Trockenheit in Südamerika
Klimakrise lässt Amazonas-Gebiet verdursten
Seit Wochen herrscht in der Amazonasregion enorme Dürre. Flussdelphine und Fische sind massenweise verendet. Flüsse verzeichnen Rekordtiefstände.
Seit Wochen herrscht Ausnahmezustand im Amazonasgebiet. Seltene Flussdelphine und Fische sind massenweise verendet und in vielen großen Zuflüssen des Amazonas ist das Wasser auf Rekordtiefstände gesunken. Der Schiffsverkehr ist zum Erliegen gekommen, ganze Siedlungen sind von der Außenwelt abgeschnitten. In zahlreichen Gemeinden wurde der Notstand ausgerufen: Mehr als 600.000 Menschen fehlt es an Trinkwasser, Medikamenten und Nahrungsmitteln, berichten die Vereinten Nationen.
Besonders betroffen von der aktuellen Dürre ist der Bundesstaat Amazonas. Der Rio Negro, zweitgrößter Nebenfluss des Amazonas, erreichte den niedrigsten Stand seit Beginn der offiziellen Messungen.

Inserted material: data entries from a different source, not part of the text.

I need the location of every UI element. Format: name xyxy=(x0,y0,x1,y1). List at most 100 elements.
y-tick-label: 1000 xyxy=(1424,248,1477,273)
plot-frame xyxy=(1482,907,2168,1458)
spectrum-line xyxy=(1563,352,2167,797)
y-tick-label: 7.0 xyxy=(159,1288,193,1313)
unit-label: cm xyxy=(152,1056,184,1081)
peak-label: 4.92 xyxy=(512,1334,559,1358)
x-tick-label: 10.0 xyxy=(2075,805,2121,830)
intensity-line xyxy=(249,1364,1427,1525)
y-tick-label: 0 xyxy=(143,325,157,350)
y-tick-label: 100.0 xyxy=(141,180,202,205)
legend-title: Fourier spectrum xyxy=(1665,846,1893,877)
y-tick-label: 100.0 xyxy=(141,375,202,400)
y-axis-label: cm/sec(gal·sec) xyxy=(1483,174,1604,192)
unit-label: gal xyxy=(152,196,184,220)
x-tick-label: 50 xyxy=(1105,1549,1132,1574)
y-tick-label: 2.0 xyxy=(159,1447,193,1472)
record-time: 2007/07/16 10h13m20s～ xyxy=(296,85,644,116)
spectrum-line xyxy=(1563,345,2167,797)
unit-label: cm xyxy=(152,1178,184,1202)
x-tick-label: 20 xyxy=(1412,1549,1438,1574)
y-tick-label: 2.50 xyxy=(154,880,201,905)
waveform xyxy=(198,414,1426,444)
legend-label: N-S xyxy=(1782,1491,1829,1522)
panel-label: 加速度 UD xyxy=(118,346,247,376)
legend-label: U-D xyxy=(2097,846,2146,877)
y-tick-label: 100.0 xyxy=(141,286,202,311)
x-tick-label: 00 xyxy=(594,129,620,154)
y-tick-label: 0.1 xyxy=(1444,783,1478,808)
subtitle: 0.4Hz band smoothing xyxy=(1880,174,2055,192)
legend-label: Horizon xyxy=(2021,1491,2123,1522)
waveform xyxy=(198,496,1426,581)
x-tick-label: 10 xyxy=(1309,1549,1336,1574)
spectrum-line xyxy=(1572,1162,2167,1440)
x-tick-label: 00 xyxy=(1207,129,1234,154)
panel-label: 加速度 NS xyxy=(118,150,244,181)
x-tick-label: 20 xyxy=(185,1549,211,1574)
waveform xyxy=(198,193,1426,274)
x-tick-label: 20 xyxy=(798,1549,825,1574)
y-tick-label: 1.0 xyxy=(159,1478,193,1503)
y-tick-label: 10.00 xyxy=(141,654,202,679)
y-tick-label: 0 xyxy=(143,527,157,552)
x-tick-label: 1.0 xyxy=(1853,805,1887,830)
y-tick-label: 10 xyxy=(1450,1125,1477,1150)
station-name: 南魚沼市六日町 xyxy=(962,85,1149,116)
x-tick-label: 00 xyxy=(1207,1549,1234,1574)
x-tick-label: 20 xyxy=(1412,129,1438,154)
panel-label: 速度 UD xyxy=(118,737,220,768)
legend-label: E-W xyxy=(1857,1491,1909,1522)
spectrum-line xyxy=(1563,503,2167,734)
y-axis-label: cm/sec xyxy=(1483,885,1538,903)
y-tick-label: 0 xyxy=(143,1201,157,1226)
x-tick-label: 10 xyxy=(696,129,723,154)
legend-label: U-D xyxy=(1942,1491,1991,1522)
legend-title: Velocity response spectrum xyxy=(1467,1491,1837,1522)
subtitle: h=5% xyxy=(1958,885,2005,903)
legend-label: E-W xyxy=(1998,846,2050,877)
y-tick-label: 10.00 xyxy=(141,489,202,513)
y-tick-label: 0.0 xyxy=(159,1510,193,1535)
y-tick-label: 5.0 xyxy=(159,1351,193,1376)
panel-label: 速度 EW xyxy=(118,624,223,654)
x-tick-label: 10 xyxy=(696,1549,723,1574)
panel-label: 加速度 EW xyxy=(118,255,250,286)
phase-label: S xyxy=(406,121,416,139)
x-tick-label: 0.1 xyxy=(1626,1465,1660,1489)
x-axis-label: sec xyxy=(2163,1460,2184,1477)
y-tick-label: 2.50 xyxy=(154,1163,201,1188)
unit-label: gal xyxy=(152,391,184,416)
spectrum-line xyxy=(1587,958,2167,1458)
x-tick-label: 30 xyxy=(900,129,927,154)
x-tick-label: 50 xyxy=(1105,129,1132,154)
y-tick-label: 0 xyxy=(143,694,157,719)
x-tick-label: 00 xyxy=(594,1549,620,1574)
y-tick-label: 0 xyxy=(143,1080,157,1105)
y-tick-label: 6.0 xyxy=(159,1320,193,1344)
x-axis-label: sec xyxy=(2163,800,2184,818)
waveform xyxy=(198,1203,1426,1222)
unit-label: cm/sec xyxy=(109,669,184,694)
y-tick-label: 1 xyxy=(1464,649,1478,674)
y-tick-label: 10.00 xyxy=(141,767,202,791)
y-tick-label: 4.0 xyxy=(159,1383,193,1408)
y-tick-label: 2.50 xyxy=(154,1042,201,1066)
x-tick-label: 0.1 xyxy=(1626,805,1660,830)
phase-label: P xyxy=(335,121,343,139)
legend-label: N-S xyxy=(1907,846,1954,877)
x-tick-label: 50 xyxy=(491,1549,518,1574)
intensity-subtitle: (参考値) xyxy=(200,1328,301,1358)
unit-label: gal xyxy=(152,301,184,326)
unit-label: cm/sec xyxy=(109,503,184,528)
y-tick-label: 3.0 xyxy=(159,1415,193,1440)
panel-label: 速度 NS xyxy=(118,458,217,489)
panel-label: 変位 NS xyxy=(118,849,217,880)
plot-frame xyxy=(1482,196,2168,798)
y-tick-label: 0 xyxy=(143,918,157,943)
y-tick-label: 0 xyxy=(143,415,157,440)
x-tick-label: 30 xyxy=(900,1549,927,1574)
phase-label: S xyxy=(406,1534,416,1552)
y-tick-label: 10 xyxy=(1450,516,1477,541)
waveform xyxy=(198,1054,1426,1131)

Vor allem die Bevölkerung an den Flussufern leidet. Viele von ihnen können sich normalerweise nur per Boot auf den Flüssen fortbewegen. Wegen des niedrigen Pegelstandes sind zahlreiche Boote auf Grund gelaufen, die Versorgung der Gemeinden mit Wasser, Lebensmitteln oder Medikamenten wird immer schwieriger. Die Regierung im Bundesstaat Amazonas rief für alle 62 Bezirke den Notstand aus.
Amazonas gefährlich nahe am Kipppunkt
Wenn der zweitlängste Fluss der Erde, der Amazonas, austrocknet und sein verästeltes Netzwerk an Zuflüssen versiegt, liegt darin nicht nur eine Gefahr für Fische, Vegetation und die Menschen, die in der Region leben – sondern auch für das Weltklima und damit für uns alle.
Denn ohne Wasser kann der Regenwald des Amazonasbeckens nicht überleben. Er würde sich über weite Flächen hinweg in eine karge Savanne mit lichterem Baumbestand verwandeln, sagt der brasilianische Klimawissenschaftler Carlos Nobre, der die Region seit vielen Jahrzehnten erforscht gegenüber der "Zeit Online".
Das aber wäre nicht nur für das Ökosystem fatal: Die Böden und Pflanzen des Amazonasregenwalds speichern zwischen 150 und 200 Milliarden Tonnen Kohlenstoff, umgerechnet rund 550 bis 734 Milliarden Tonnen CO₂. Nobre schätzt, dass innerhalb von 30 bis 50 Jahren mindestens 200 Milliarden Tonnen CO₂ in die Atmosphäre gelängen, wenn der Regenwald zu einer Savanne würde.
Stirbt der Amazonasregenwald, könnte das eine zusätzliche Erderhitzung von 0,1 bis 0,3 Grad bedeuten, wird der Klimaforscher Niklas Boers vom Potsdam Institut für Klimafolgenforschung in "Zeit Online" zitiert – und genau dieser Temperatursprung könnte etwa das Schicksal des Grönland-Eises besiegeln und die Klimakrise mit weitreichenden globalen Folgen zusätzlich verschärfen.